In confronting this question of our sense of identity we have focused in the main on the music of the twentieth century, a period when the images of people’s lives were especially multifaceted and intense. A classic example is Gustav Mahler, whose Seventh Symphony Kirill Petrenko is conducting to mark the start of the new season. For Mahler, composing a symphony meant “constructing a world with all the technical means at one’s disposal”, by which he meant first and foremost his own complex world: in his symphonies we can hear echoes of his worship of nature, of his Jewish roots and even of the military bands from his Moravian homeland. Completed in 1952, Erich Wolfgang Korngold’s Symphony in F♯ major likewise adopts a particular stance, albeit one very different from Mahler’s. As an Austrian exile who became famous in the United States as a composer of film music, he combined the musical idioms of the Old World and the New, while at the same time asking the question what could be regarded as contemporary music in the wake of the Second World War.
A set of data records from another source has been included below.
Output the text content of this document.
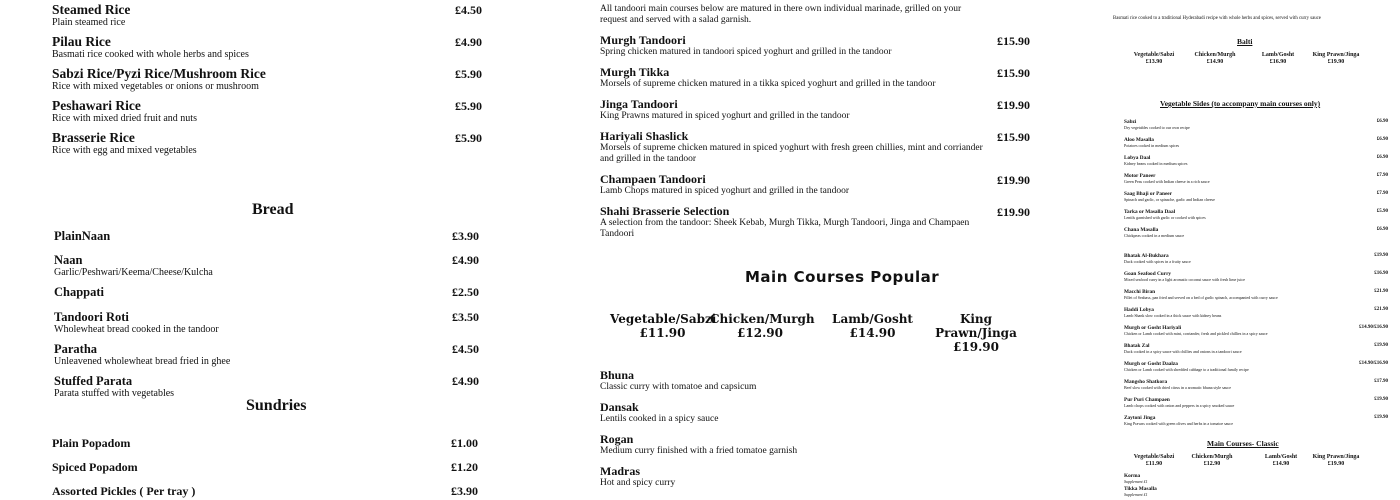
Steamed Rice
Plain steamed rice
£4.50
Pilau Rice
Basmati rice cooked with whole herbs and spices
£4.90
Sabzi Rice/Pyzi Rice/Mushroom Rice
Rice with mixed vegetables or onions or mushroom
£5.90
Peshawari Rice
Rice with mixed dried fruit and nuts
£5.90
Brasserie Rice
Rice with egg and mixed vegetables
£5.90
Bread
PlainNaan	£3.90
Naan
Garlic/Peshwari/Keema/Cheese/Kulcha
£4.90
Chappati	£2.50
Tandoori Roti
Wholewheat bread cooked in the tandoor
£3.50
Paratha
Unleavened wholewheat bread fried in ghee
£4.50
Stuffed Parata
Parata stuffed with vegetables
£4.90
Sundries
Plain Popadom	£1.00
Spiced Popadom	£1.20
Assorted Pickles ( Per tray )	£3.90
All tandoori main courses below are matured in there own individual marinade, grilled on your request and served with a salad garnish.
Murgh Tandoori
Spring chicken matured in tandoori spiced yoghurt and grilled in the tandoor
£15.90
Murgh Tikka
Morsels of supreme chicken matured in a tikka spiced yoghurt and grilled in the tandoor
£15.90
Jinga Tandoori
King Prawns matured in spiced yoghurt and grilled in the tandoor
£19.90
Hariyali Shaslick
Morsels of supreme chicken matured in spiced yoghurt with fresh green chillies, mint and corriander and grilled in the tandoor
£15.90
Champaen Tandoori
Lamb Chops matured in spiced yoghurt and grilled in the tandoor
£19.90
Shahi Brasserie Selection
A selection from the tandoor: Sheek Kebab, Murgh Tikka, Murgh Tandoori, Jinga and Champaen Tandoori
£19.90
Main Courses Popular
Vegetable/Sabzi
£11.90
Chicken/Murgh
£12.90
Lamb/Gosht
£14.90
King Prawn/Jinga
£19.90
Bhuna
Classic curry with tomatoe and capsicum
Dansak
Lentils cooked in a spicy sauce
Rogan
Medium curry finished with a fried tomatoe garnish
Madras
Hot and spicy curry
Basmati rice cooked to a traditional Hyderabadi recipe with whole herbs and spices, served with curry sauce
Balti
Vegetable/Sabzi
£13.90
Chicken/Murgh
£14.90
Lamb/Gosht
£16.90
King Prawn/Jinga
£19.90
Vegetable Sides (to accompany main courses only)
Sabzi
Dry vegetables cooked to our own recipe
£6.90
Aloo Masalla
Potatoes cooked in medium spices
£6.90
Lobya Daal
Kidney beans cooked in medium spices
£6.90
Motor Paneer
Green Peas cooked with Indian cheese in a rich sauce
£7.90
Saag Bhaji or Paneer
Spinach and garlic, or spinache, garlic and Indian cheese
£7.90
Tarka or Masalla Daal
Lentils garnished with garlic or cooked with spices
£5.90
Chana Masalla
Chickpeas cooked in a medium sauce
£6.90
Bhatak Al-Bukhara
Duck cooked with spices in a fruity sauce
£19.90
Goan Seafood Curry
Mixed seafood curry in a light aromatic coconut sauce with fresh lime juice
£16.90
Macchi Biran
Fillet of Seabass, pan fried and served on a bed of garlic spinach, accompanied with curry sauce
£21.90
Haddi Lobya
Lamb Shank slow cooked in a thick sauce with kidney beans
£21.90
Murgh or Gosht Hariyali
Chicken or Lamb cooked with mint, corriander, fresh and pickled chillies in a spicy sauce
£14.90/£16.90
Bhatak Zal
Duck cooked in a spicy sauce with chillies and onions in a tandoori sauce
£19.90
Murgh or Gosht Daalza
Chicken or Lamb cooked with shredded cabbage to a traditional family recipe
£14.90/£16.90
Mangsho Shatkora
Beef slow cooked with dried citrus in a aromatic bhuna style sauce
£17.90
Pur Puri Champaen
Lamb chops cooked with onion and peppers in a spicy smoked sauce
£19.90
Zaytoni Jinga
King Prawns cooked with green olives and herbs in a tomatoe sauce
£19.90
Main Courses- Classic
Vegetable/Sabzi
£11.90
Chicken/Murgh
£12.90
Lamb/Gosht
£14.90
King Prawn/Jinga
£19.90
Korma
Supplement £1
Tikka Masalla
Supplement £1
Particularly multifaceted and intense: the musical images of people’s lives in the twentieth century
The question of identity is examined under four different aspects at these concerts. One aspect is “Origins”, another is “Utopia”, as outlined by Richard Strauss in his tone poem Also sprach Zarathustra, with its projection of a higher, life-affirming stage of human evolution. The category of “Faith and Values” features a series of sacred works from the eighteenth and nineteenth centuries by Handel, Mozart and Mendelssohn as well as Luigi Dallapiccola’s one-act opera Il prigioniero from 1949 that deals with the interrelationship between faith, hope and freedom against the background of the Spanish Inquisition. And finally, there is the aspect of “Love and Sexuality”. Reflecting the unattainable love between the composer and his poet, Wagner’s Wesendonck Lieder fall under this heading, as does Strauss’s opera Die Frau ohne Schatten, the plot of which is permeated by a closely interwoven web of symbols that raise questions about what it means to be human, including ideas about love and motherhood.
Our series of concerts on the subject of identity is intended, on the one hand, to open up new perspectives on well-established works and, on the other, to present us with a chance to perform pieces that are barely known. An additional dimension may be found in our Philharmonic Chamber Music series, in the course of which various ensembles made up of members of the Berliner Philharmoniker address the season’s theme. “Who am I? Who do I want to be?” – this most existential of all questions can be asked both on the biggest stage in the form of confessional works and within a more intimate context, on what is musically a much smaller scale. The answers will be as varied as life itself.